Lincoln offers a final salute to the many admirers as coachman Burns turns the carriage back toward the White House. It’s getting late, and the Lincolns have to be at the theater.

John Wilkes Booth is expecting them.

CHAPTER THIRTY-FOUR


FRIDAY, APRIL 14, 1865

WASHINGTON, D.C.

7:00 P.M.

William Crook stands guard outside Lincoln’s office door. The twenty-six-year-old policeman and presidential bodyguard has had a long day, having arrived at the White House at precisely eight A.M. His replacement was supposed to relieve him three hours ago, but John Parker, as always, is showing himself to be lazy and unaccountable. Crook is deeply attached to Lincoln and frets about his safety. How this drunken slob Parker was designated as the president’s bodyguard is a great mystery, but Crook knows that the president does not involve himself in such things.

After their carriage ride, the Lincolns eat dinner with their sons, and then Crook walks the president back to the War Department for a third time, to see if General Sherman has sent a telegraph stating the disposition of his troops in the South. Lincoln has become so addicted to the telegraph’s instant news from the front that he still can’t let go of the need for just one more bit of information, even though the prospect of another great battle is slim.

Then Crook walks back to the White House with Lincoln, his eyes constantly scanning the crowds for signs that someone means his employer harm. He remembers well the advice of Ward Hill Lamon, the walrus-mustached, self-appointed head of Lincoln’s security detail, that Lincoln should not go out at night, under any circumstances. “Especially to the theater,” Lamon had added.

But tonight, Lincoln is going to the theater—and it’s no secret. The afternoon papers printed news about him attending Our American Cousin with General Grant and their wives, almost as if daring every crackpot and schemer with an anti-North agenda to buy a ticket. Indeed, ticket sales have been brisk since the announcement, and—recent outpourings of affection notwithstanding—Lincoln’s status as the most hated man in America certainly means that not everyone at Ford’s will be there out of admiration for the president.

Lincoln, however, doesn’t see it like that. Even though Mary says the carriage ride gave her a headache that has her second-guessing the night out, the president feels obligated to go. He might feel differently if he hadn’t missed the Grand Illumination last night. That, plus the fact that the Grants aren’t going, makes Lincoln’s obligation all the more urgent—he knows his constituents will be deeply disappointed if both of America’s two most famous men fail to appear.

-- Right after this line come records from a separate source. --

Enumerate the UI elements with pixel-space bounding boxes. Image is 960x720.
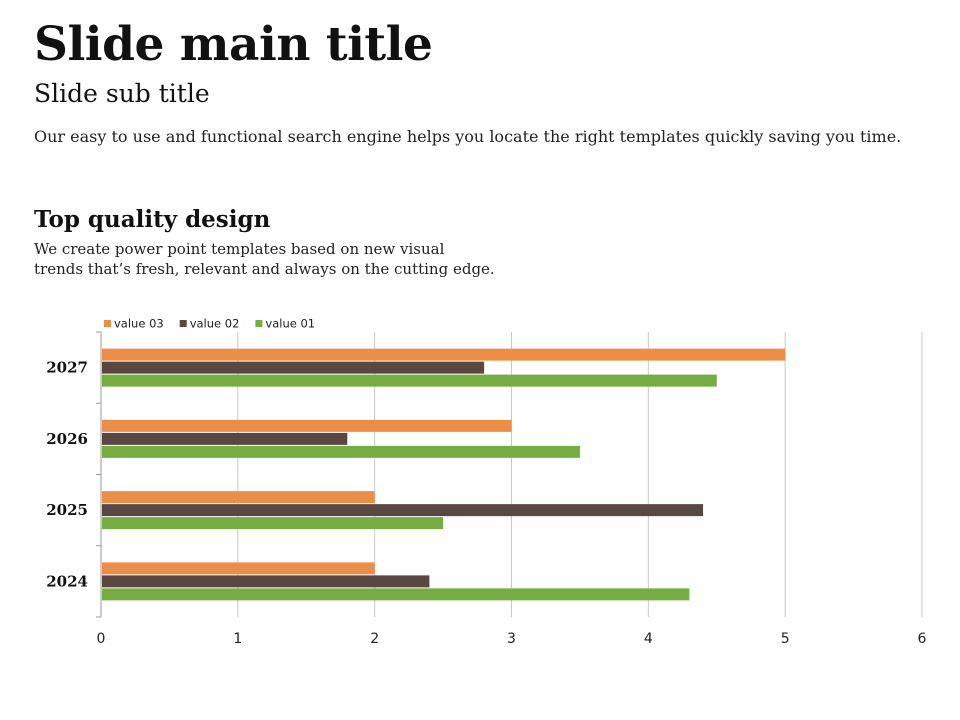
legend-label: value 03 — [114, 317, 164, 331]
section-body: We create power point templates based on… — [34, 239, 504, 279]
x-tick-label: 5 — [781, 631, 790, 647]
section-body-line: trends that’s fresh, relevant and always… — [34, 260, 495, 278]
category-label: 2025 — [46, 501, 88, 519]
legend-label: value 01 — [265, 317, 315, 331]
slide-sub-title: Slide sub title — [34, 79, 210, 108]
bar-value-01-2024 — [102, 588, 690, 601]
x-tick-label: 1 — [233, 631, 242, 647]
bar-value-01-2027 — [102, 374, 717, 387]
x-tick-label: 3 — [507, 631, 516, 647]
bar-value-02-2024 — [102, 575, 430, 588]
bar-value-03-2024 — [102, 562, 375, 575]
bar-value-02-2025 — [102, 504, 704, 517]
x-tick-label: 4 — [644, 631, 653, 647]
section-heading: Top quality design — [34, 206, 271, 233]
category-label: 2027 — [46, 359, 88, 377]
intro-text: Our easy to use and functional search en… — [34, 127, 902, 146]
legend-swatch — [179, 320, 187, 327]
category-label: 2024 — [46, 572, 88, 590]
bar-value-02-2026 — [102, 432, 348, 445]
bar-value-03-2025 — [102, 491, 375, 504]
bar-value-01-2026 — [102, 445, 580, 458]
slide-main-title: Slide main title — [34, 17, 433, 72]
bar-value-03-2026 — [102, 419, 512, 432]
x-tick-label: 6 — [918, 631, 927, 647]
legend-label: value 02 — [190, 317, 240, 331]
x-tick-label: 0 — [97, 631, 106, 647]
x-tick-label: 2 — [370, 631, 379, 647]
bar-value-02-2027 — [102, 361, 485, 374]
section-body-line: We create power point templates based on… — [34, 240, 445, 258]
legend-swatch — [104, 320, 111, 327]
legend-swatch — [255, 320, 263, 327]
category-label: 2026 — [46, 430, 88, 448]
bar-value-03-2027 — [102, 348, 786, 361]
bar-value-01-2025 — [102, 517, 444, 530]
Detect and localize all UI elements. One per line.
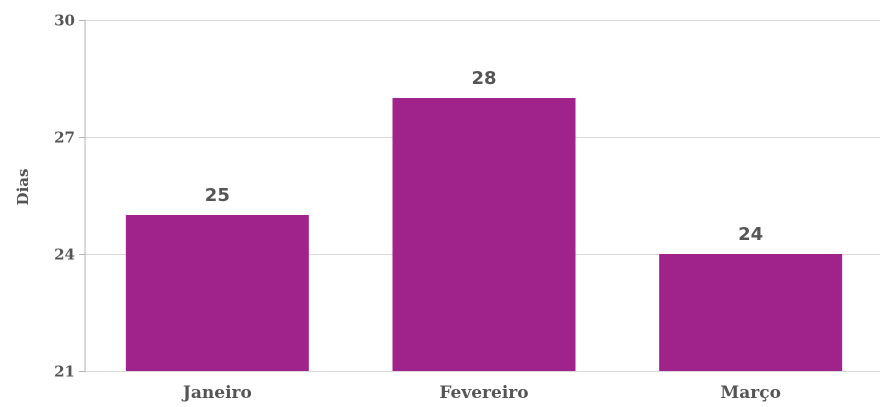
bars	[125, 98, 843, 371]
y-tick-label: 21	[54, 363, 75, 381]
x-tick-label: Março	[720, 383, 780, 403]
y-tick-label: 27	[54, 129, 75, 147]
x-tick-label: Fevereiro	[439, 383, 528, 403]
y-tick-label: 30	[54, 12, 75, 30]
y-axis-label: Dias	[14, 169, 32, 206]
y-ticks: 21 24 27 30	[54, 12, 85, 381]
data-label: 24	[738, 224, 763, 245]
y-tick-label: 24	[54, 246, 75, 264]
bar-janeiro	[125, 215, 309, 371]
x-tick-label: Janeiro	[181, 383, 252, 403]
data-label: 25	[205, 185, 230, 206]
x-tick-labels: Janeiro Fevereiro Março	[181, 383, 781, 403]
data-labels: 25 28 24	[205, 68, 763, 245]
bar-fevereiro	[392, 98, 576, 371]
data-label: 28	[471, 68, 496, 89]
bar-março	[659, 254, 843, 371]
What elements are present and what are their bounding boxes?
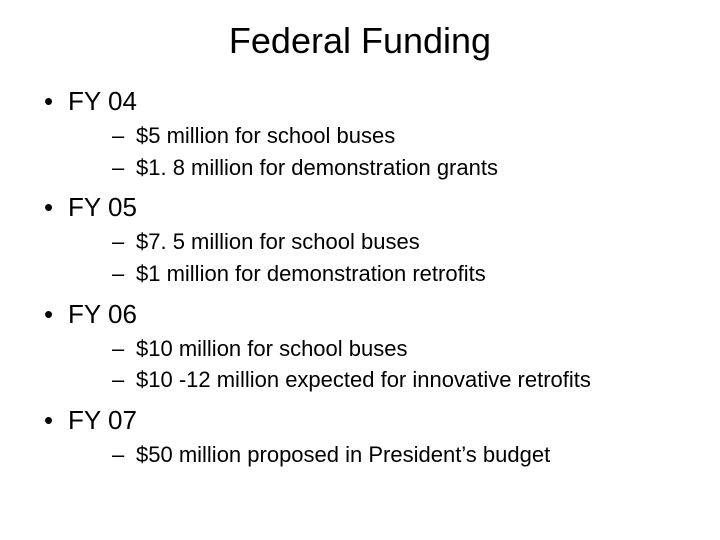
sub-item: $10 -12 million expected for innovative … — [68, 365, 680, 395]
sub-item: $1. 8 million for demonstration grants — [68, 153, 680, 183]
section-fy05: FY 05 $7. 5 million for school buses $1 … — [40, 192, 680, 288]
sub-item: $10 million for school buses — [68, 334, 680, 364]
section-label: FY 06 — [68, 299, 137, 329]
sub-list: $7. 5 million for school buses $1 millio… — [68, 227, 680, 288]
sub-list: $10 million for school buses $10 -12 mil… — [68, 334, 680, 395]
sub-item: $50 million proposed in President’s budg… — [68, 440, 680, 470]
section-label: FY 05 — [68, 192, 137, 222]
bullet-list: FY 04 $5 million for school buses $1. 8 … — [40, 86, 680, 470]
sub-item: $7. 5 million for school buses — [68, 227, 680, 257]
section-label: FY 04 — [68, 86, 137, 116]
section-label: FY 07 — [68, 405, 137, 435]
section-fy04: FY 04 $5 million for school buses $1. 8 … — [40, 86, 680, 182]
sub-item: $5 million for school buses — [68, 121, 680, 151]
section-fy06: FY 06 $10 million for school buses $10 -… — [40, 299, 680, 395]
sub-list: $5 million for school buses $1. 8 millio… — [68, 121, 680, 182]
sub-item: $1 million for demonstration retrofits — [68, 259, 680, 289]
slide-title: Federal Funding — [40, 20, 680, 62]
section-fy07: FY 07 $50 million proposed in President’… — [40, 405, 680, 470]
sub-list: $50 million proposed in President’s budg… — [68, 440, 680, 470]
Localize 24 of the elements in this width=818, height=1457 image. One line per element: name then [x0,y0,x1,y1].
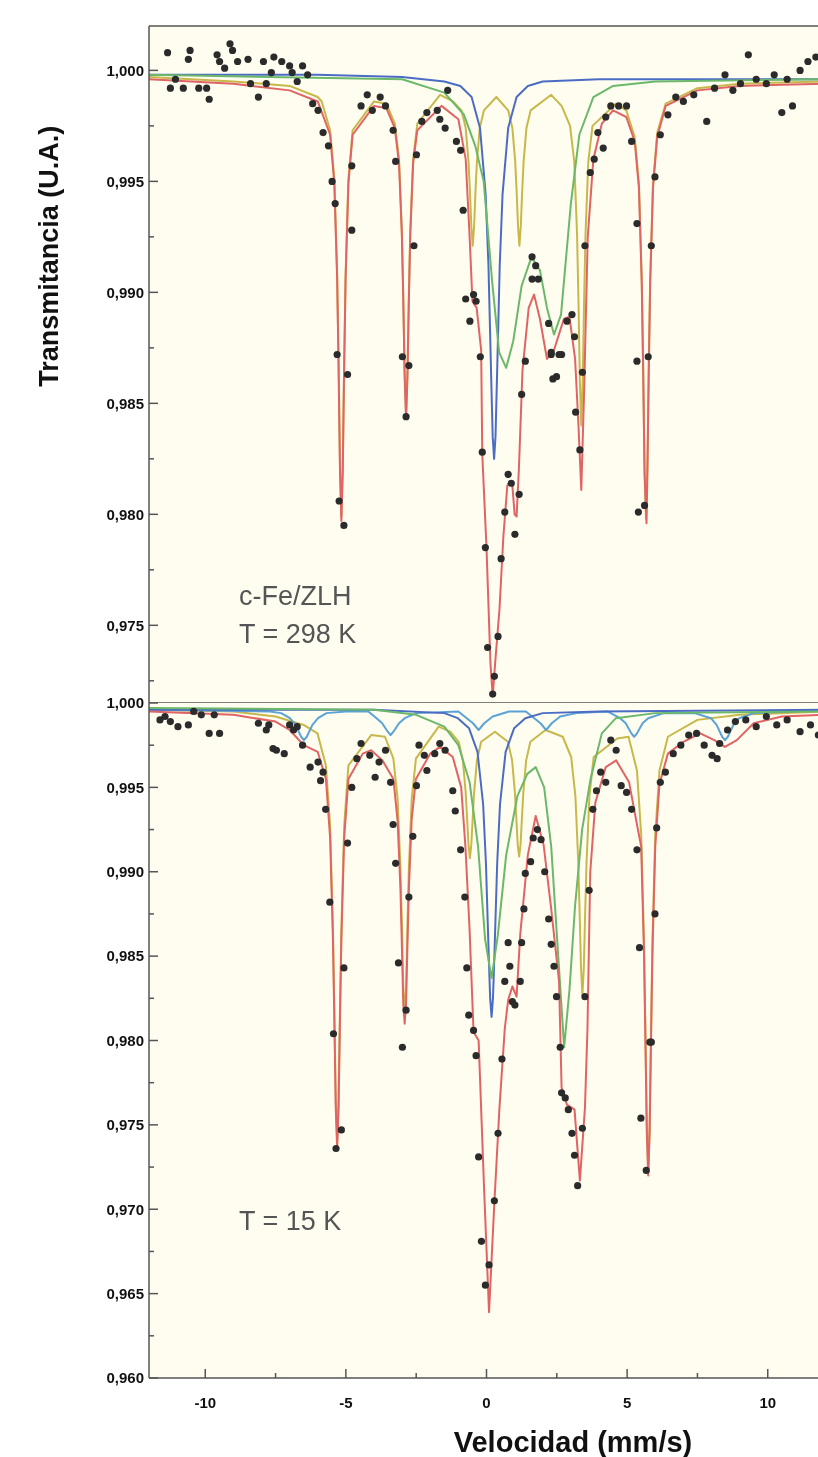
y-tick-label: 0,965 [106,1284,144,1302]
y-axis-title: Transmitancia (U.A.) [34,125,64,387]
y-tick-label: 0,980 [106,1031,144,1049]
x-tick-label: 5 [622,1394,632,1411]
x-tick-label: 10 [759,1394,777,1411]
y-tick-label: 1,000 [106,61,144,79]
y-tick-label: 1,000 [106,694,144,712]
x-tick-label: -10 [194,1394,217,1411]
y-tick-label: 0,990 [106,283,144,301]
y-tick-label: 0,970 [106,1200,144,1218]
y-tick-label: 0,980 [106,505,144,523]
annotation: T = 15 K [239,1205,342,1236]
y-tick-label: 0,975 [106,616,144,634]
annotation: T = 298 K [239,618,357,649]
y-tick-label: 0,995 [106,778,144,796]
y-tick-label: 0,985 [106,947,144,965]
annotation: c-Fe/ZLH [239,580,352,611]
y-tick-label: 0,975 [106,1116,144,1134]
y-tick-label: 0,985 [106,394,144,412]
y-tick-label: 0,960 [106,1369,144,1387]
x-tick-label: 0 [482,1394,491,1411]
y-tick-label: 0,995 [106,172,144,190]
y-tick-label: 0,990 [106,863,144,880]
x-tick-label: -5 [339,1394,353,1411]
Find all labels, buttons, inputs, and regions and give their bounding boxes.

And then there’s the minor issue of disappointing the Grants’ last-minute replacements. Just when it seemed like everyone in Washington was terrified of attending the theater with the Lincolns, Mary found guests, the minor diplomat Major Henry Reed Rathbone and his fiancee (and stepsister) Clara Harris, who watched Lincoln’s speech with Mary three nights before. Mary is deeply fond of Clara, the full-figured daughter of Senator Ira Harris of New York. They enjoy an almost mother-daughter relationship. Just as important, Major Rathbone is a strapping young man who saw service during the war; he has the sort of physical presence Lincoln might need in a bodyguard, should such services be required.

The president doesn’t know either of them. When he received news that this unlikely couple would be their guests, he was enjoying a quiet dinner with Tad and Robert. Lincoln’s response was neither joy nor disappointment but merely a silent nod of acknowledgment.

William Crook is a straightforward cop, not one to search for conspiracies or malcontents where none exist. Yet the bodyguard in him wonders about the tall, athletic Rathbone and whether or not he poses a security risk. What better way to kill the president than shooting him in his own box during the play?